A figura desse juiz foi aprovada pelo Congresso no chamado pacote anticrime e sancionado pelo presidente Jair Bolsonaro no ano passado. Fux suspendeu esse trecho da lei até que o plenário julgasse o caso, o que ainda não ocorreu. O HC, ajuizado pelo Instituto de Garantias Penais, ainda não foi distribuído para um ministro ser o relator.
A decisão dos quatro ministros de se manterem trabalhando no recesso foi vista como uma forma de evitar que o caso caia nas mãos de Fux e, tendo em vista a liminar dele, seja negado. Principalmente pelo perfil deles: Marco Aurélio, Lewandowski e Gilmar são considerados garantistas, ou seja, mais afeitos aos direitos dos réus, e Alexandre de Moraes já se manifestou favorável ao juiz de garantias.

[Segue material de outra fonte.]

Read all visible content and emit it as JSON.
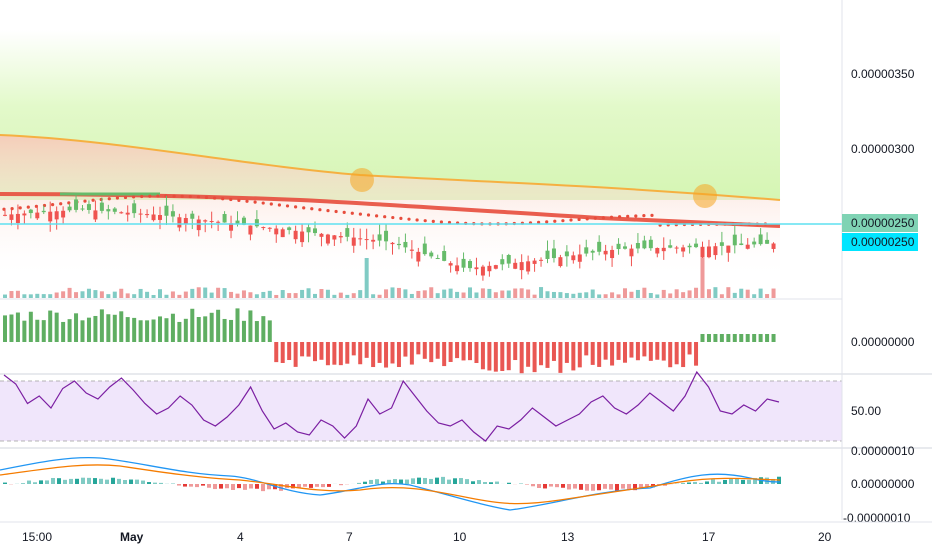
{
  "chart_data": [
    {
      "type": "candlestick",
      "panel": "price",
      "x_tick_labels": [
        "15:00",
        "May",
        "4",
        "7",
        "10",
        "13",
        "17",
        "20"
      ],
      "y_tick_labels": [
        "0.00000350",
        "0.00000300"
      ],
      "ylim": [
        2.18e-06,
        3.85e-06
      ],
      "price_tags": [
        {
          "value": "0.00000250",
          "color": "#26a69a"
        },
        {
          "value": "0.00000250",
          "color": "#00e5ff"
        }
      ],
      "horizontal_line": {
        "value": 2.5e-06,
        "color": "#5ee0f0"
      },
      "candles_sampled": [
        {
          "x": "Apr 29",
          "o": 2.65e-06,
          "c": 2.62e-06
        },
        {
          "x": "May 1",
          "o": 2.68e-06,
          "c": 2.75e-06
        },
        {
          "x": "May 3",
          "o": 2.65e-06,
          "c": 2.7e-06
        },
        {
          "x": "May 5",
          "o": 2.6e-06,
          "c": 2.52e-06
        },
        {
          "x": "May 7",
          "o": 2.55e-06,
          "c": 2.8e-06
        },
        {
          "x": "May 9",
          "o": 2.5e-06,
          "c": 2.43e-06
        },
        {
          "x": "May 11",
          "o": 2.35e-06,
          "c": 2.32e-06
        },
        {
          "x": "May 13",
          "o": 2.4e-06,
          "c": 2.42e-06
        },
        {
          "x": "May 15",
          "o": 2.46e-06,
          "c": 2.48e-06
        },
        {
          "x": "May 17",
          "o": 2.47e-06,
          "c": 2.68e-06
        },
        {
          "x": "May 19",
          "o": 2.49e-06,
          "c": 2.5e-06
        }
      ],
      "colors": {
        "up": "#66bb6a",
        "down": "#ef5350",
        "ma_upper": "#f5b041",
        "ma_mid": "#e74c3c"
      }
    },
    {
      "type": "bar",
      "panel": "oscillator",
      "y_tick_labels": [
        "0.00000000"
      ]
    },
    {
      "type": "line",
      "panel": "rsi",
      "y_tick_labels": [
        "50.00"
      ],
      "ylim": [
        0,
        100
      ],
      "band": [
        30,
        70
      ],
      "values": [
        74,
        68,
        55,
        60,
        52,
        65,
        70,
        62,
        58,
        66,
        72,
        64,
        55,
        48,
        52,
        60,
        54,
        44,
        40,
        46,
        54,
        66,
        50,
        38,
        42,
        36,
        34,
        44,
        40,
        32,
        40,
        58,
        48,
        52,
        70,
        60,
        50,
        42,
        40,
        44,
        36,
        30,
        40,
        38,
        44,
        52,
        46,
        40,
        44,
        48,
        56,
        60,
        52,
        48,
        54,
        62,
        56,
        50,
        60,
        76,
        66,
        50,
        48,
        54,
        50,
        58,
        56
      ]
    },
    {
      "type": "line",
      "panel": "macd",
      "y_tick_labels": [
        "0.00000010",
        "0.00000000",
        "-0.00000010"
      ],
      "ylim": [
        -1.2e-07,
        1.2e-07
      ]
    }
  ]
}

Ao GLOBO, Marco Aurélio Mello afirmou que decidiu trabalhar durante o recesso porque permanecerá em Brasília, por conta da pandemia, e negou que a decisão tenha relação com o HC do juiz de garantias. Ele adiantou, ressaltando não conhecer o pedido, que não concede HCs coletivos — esse é o caso em questão.

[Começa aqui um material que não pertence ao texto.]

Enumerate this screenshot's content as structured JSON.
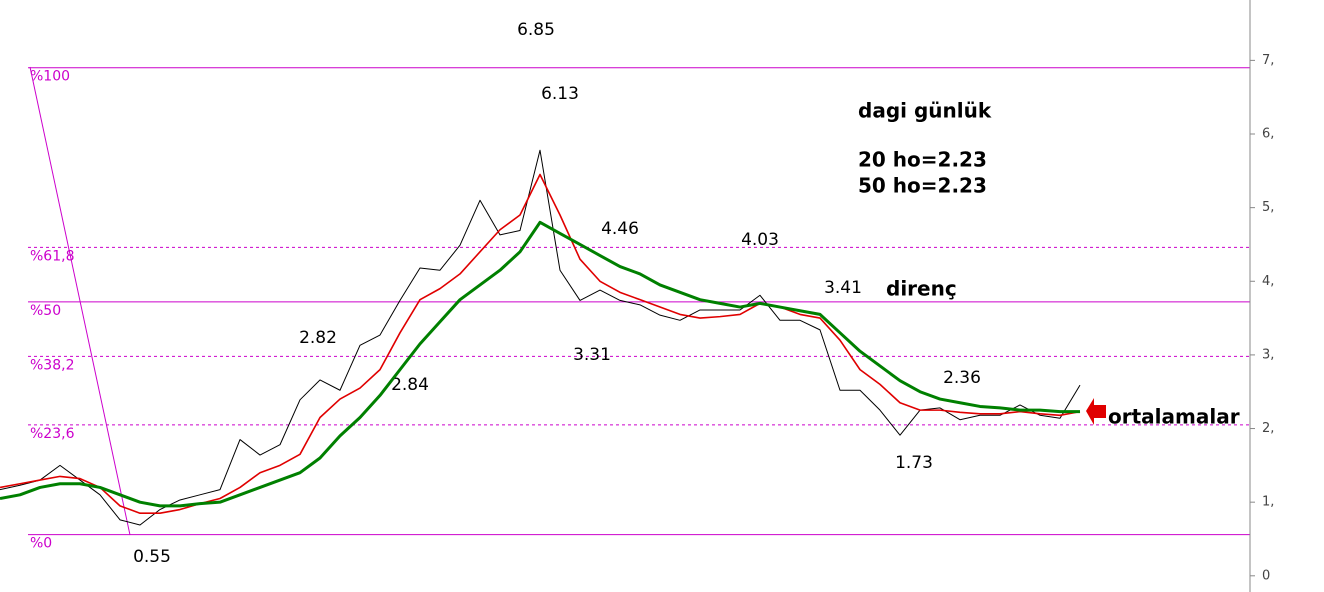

"Eu não tenho conhecimento. Parece que é um habeas corpus. Agora, eu não estou entendendo, porque geralmente habeas corpus é para preservar com relação ao cidadão a liberdade de ir e vir. E parece que se trata de um habeas corpus coletivo. Eu, individualmente, não concedo habeas corpus coletivo", disse.

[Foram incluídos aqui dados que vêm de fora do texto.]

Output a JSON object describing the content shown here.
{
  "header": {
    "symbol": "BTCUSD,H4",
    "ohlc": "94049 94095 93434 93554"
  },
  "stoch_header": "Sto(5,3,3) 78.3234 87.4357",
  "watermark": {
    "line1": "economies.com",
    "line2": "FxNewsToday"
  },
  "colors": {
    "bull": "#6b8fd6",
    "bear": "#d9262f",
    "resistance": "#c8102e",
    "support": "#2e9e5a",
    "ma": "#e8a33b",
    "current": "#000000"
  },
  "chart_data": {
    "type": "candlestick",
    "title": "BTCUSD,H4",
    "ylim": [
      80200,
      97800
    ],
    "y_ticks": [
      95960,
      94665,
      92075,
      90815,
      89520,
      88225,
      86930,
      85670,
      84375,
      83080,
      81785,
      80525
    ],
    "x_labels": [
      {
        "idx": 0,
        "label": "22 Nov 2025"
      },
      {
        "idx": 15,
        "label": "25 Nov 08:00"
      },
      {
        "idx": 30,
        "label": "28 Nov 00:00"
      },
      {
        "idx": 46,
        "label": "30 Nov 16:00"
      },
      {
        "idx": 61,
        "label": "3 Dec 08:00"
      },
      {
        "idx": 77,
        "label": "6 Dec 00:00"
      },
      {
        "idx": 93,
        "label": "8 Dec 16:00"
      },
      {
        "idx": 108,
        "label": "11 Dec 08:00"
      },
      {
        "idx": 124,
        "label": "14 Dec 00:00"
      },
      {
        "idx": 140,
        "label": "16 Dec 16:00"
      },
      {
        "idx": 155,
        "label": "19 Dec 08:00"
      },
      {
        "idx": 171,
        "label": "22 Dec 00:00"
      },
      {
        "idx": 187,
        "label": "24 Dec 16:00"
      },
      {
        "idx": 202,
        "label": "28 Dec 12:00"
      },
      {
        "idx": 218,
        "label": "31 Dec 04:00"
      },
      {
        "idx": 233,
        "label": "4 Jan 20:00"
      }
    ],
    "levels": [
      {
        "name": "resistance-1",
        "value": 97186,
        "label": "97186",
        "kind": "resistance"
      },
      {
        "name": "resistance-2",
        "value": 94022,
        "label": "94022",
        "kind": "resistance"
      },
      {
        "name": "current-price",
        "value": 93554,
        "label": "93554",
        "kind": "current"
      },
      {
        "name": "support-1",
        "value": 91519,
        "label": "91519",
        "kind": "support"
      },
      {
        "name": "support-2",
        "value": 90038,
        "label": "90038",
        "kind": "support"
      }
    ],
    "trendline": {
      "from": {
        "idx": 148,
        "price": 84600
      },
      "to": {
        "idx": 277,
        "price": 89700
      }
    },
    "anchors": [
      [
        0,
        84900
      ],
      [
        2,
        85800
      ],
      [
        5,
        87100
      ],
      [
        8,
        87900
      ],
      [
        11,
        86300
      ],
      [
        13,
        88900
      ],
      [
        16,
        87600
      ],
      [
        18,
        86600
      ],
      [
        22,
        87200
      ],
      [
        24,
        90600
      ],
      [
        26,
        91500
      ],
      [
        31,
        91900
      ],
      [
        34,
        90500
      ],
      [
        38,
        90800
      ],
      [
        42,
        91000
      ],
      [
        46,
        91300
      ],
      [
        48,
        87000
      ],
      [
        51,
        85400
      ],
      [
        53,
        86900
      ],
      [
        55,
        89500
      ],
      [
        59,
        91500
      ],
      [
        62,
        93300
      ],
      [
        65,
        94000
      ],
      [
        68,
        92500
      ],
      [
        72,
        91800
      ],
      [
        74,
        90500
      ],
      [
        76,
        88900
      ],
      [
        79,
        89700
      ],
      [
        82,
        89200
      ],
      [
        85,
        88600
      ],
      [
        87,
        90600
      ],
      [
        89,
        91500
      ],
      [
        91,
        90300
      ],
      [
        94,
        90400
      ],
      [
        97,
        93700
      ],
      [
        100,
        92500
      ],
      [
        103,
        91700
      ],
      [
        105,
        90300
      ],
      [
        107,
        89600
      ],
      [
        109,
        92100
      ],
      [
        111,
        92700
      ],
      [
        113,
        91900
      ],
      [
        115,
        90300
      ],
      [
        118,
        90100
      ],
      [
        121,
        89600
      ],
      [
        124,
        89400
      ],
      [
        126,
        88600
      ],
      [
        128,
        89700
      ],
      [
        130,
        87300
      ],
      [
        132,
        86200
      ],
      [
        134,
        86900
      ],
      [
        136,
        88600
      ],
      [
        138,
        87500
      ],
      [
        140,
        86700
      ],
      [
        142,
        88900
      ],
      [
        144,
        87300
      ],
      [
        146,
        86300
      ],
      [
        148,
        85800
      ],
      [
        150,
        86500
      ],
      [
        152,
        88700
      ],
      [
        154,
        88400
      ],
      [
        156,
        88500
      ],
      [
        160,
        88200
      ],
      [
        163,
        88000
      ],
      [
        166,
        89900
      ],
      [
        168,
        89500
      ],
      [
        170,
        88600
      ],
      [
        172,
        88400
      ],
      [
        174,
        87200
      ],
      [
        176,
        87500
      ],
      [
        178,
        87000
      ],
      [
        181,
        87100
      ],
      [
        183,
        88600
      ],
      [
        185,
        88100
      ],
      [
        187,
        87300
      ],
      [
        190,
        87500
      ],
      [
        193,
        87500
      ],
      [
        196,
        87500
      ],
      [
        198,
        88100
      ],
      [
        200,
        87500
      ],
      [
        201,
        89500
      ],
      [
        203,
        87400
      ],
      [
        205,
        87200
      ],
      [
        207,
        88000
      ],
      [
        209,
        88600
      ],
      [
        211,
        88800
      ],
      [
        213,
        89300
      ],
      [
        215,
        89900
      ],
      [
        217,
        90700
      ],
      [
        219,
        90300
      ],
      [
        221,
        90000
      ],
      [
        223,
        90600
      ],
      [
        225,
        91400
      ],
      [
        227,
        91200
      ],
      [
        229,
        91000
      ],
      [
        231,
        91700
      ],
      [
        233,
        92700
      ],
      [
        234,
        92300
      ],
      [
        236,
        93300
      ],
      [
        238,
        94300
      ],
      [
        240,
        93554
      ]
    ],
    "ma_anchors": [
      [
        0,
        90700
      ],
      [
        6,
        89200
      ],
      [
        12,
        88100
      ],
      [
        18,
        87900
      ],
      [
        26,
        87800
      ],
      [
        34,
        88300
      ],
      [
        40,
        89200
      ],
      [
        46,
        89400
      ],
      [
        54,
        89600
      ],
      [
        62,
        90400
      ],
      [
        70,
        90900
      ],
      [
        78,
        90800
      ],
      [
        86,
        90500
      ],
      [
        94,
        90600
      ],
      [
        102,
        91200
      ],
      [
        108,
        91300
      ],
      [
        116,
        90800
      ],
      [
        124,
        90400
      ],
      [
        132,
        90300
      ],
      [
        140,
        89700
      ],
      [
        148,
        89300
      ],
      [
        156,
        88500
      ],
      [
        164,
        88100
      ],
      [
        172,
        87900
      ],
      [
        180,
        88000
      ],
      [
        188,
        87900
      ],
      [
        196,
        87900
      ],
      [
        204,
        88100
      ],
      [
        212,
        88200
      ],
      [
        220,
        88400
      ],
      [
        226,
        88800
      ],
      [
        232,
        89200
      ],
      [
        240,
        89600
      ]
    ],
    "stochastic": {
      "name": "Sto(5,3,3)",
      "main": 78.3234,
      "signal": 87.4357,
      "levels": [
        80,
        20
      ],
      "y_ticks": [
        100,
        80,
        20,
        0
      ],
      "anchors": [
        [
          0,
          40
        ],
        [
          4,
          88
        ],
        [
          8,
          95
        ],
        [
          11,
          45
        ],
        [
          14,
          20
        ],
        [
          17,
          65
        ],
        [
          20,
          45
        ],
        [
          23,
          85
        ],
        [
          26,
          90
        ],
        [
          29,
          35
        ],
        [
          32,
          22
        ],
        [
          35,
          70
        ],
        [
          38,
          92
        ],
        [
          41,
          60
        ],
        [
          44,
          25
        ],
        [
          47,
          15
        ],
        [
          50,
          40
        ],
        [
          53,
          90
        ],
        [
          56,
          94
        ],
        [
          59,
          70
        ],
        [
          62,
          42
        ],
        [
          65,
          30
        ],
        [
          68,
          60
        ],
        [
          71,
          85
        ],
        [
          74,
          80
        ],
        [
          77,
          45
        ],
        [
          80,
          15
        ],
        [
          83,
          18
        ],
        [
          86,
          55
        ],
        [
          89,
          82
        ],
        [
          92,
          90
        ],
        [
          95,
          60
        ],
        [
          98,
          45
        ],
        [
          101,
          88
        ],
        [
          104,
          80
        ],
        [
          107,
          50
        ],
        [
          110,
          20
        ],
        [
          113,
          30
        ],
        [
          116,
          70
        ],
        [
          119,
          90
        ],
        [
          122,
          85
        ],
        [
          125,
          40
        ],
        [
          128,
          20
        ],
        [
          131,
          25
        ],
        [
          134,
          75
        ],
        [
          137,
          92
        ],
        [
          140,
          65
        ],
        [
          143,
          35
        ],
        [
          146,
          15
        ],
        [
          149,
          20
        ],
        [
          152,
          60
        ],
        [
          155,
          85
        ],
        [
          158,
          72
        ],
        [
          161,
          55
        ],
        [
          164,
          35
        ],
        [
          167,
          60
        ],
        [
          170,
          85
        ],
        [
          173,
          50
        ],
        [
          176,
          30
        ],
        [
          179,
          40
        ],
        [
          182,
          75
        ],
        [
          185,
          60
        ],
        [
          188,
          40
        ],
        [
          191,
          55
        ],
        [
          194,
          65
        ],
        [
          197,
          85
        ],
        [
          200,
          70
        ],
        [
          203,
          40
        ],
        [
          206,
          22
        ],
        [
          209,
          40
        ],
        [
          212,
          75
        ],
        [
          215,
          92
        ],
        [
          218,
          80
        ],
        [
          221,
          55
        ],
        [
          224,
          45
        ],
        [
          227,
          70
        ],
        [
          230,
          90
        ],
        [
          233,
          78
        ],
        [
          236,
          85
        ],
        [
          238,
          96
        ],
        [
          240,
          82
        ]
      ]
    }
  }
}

O ministro disse que também trabalhou no recesso de julho, quando o presidente do STF era Dias Toffoli. O Supremo confirmou que ele e Alexandre de Moraes já adotaram a mesma postura, de avisar que estariam trabalhando, em outras ocasiões passadas.
Marco Aurélio nega que tenha decidido trabalhar como forma de disputar protagonismo ou mesmo retaliar Fux, com quem já teve embates, especialmente após o presidente derrubar uma liminar sua que soltou o traficante conhecido como André do Rap .
"Eu não sou uma pessoa de retaliar. Eu simplesmente sinto. Escorrega comigo como o presidente (Luiz Fux) escorregou, cassar minha decisão e me submeter à execração pública, fico triste, adoto a postura que entendo que devo adotar, mas não adoto retaliação. Eu sou um bom cristão", disse Marco Aurélio.
"Ficando aqui eu adianto a minha parte. Eu estou isolado, acho que é a melhor vacina por enquanto. Não vou agora baixar guarda e ir para o Rio", completa.
O gabinete do ministro Ricardo Lewandowski informou que ele continuará despachando nos processos sob sua relatoria durante o recesso forense e o mês de janeiro. Segundo a nota, sendo relator de diversos processos sobre a Covid-19 , ele "não se sente no direito de descansar diante do enfrentamento da pandemia". "Está isolado em casa desde março, trabalhando normalmente e entende ser importante colaborar com a Presidência do STF, tendo em vista o acréscimo no volume de processos que a pandemia trouxe à Corte", afirma o comunicado.
O advogado Antonio Carlos de Almeida Castro, conhecido como Kakay, é um dos que assinam o HC protocolado no Supremo. Ele reclama que o processo ainda não foi distribuído. Kakay argumenta que o habeas corpus coletivo não levará à soltura de criminosos condenados presos nem haverá anulação de processos.
"O pedido é para que seja revogada a decisão do ministro Fux, uma decisão de janeiro. E o mais importante deste caso é que isso vá ao plenário. Juiz de garantia é a maior conquista do processo penal brasileiro", diz o advogado.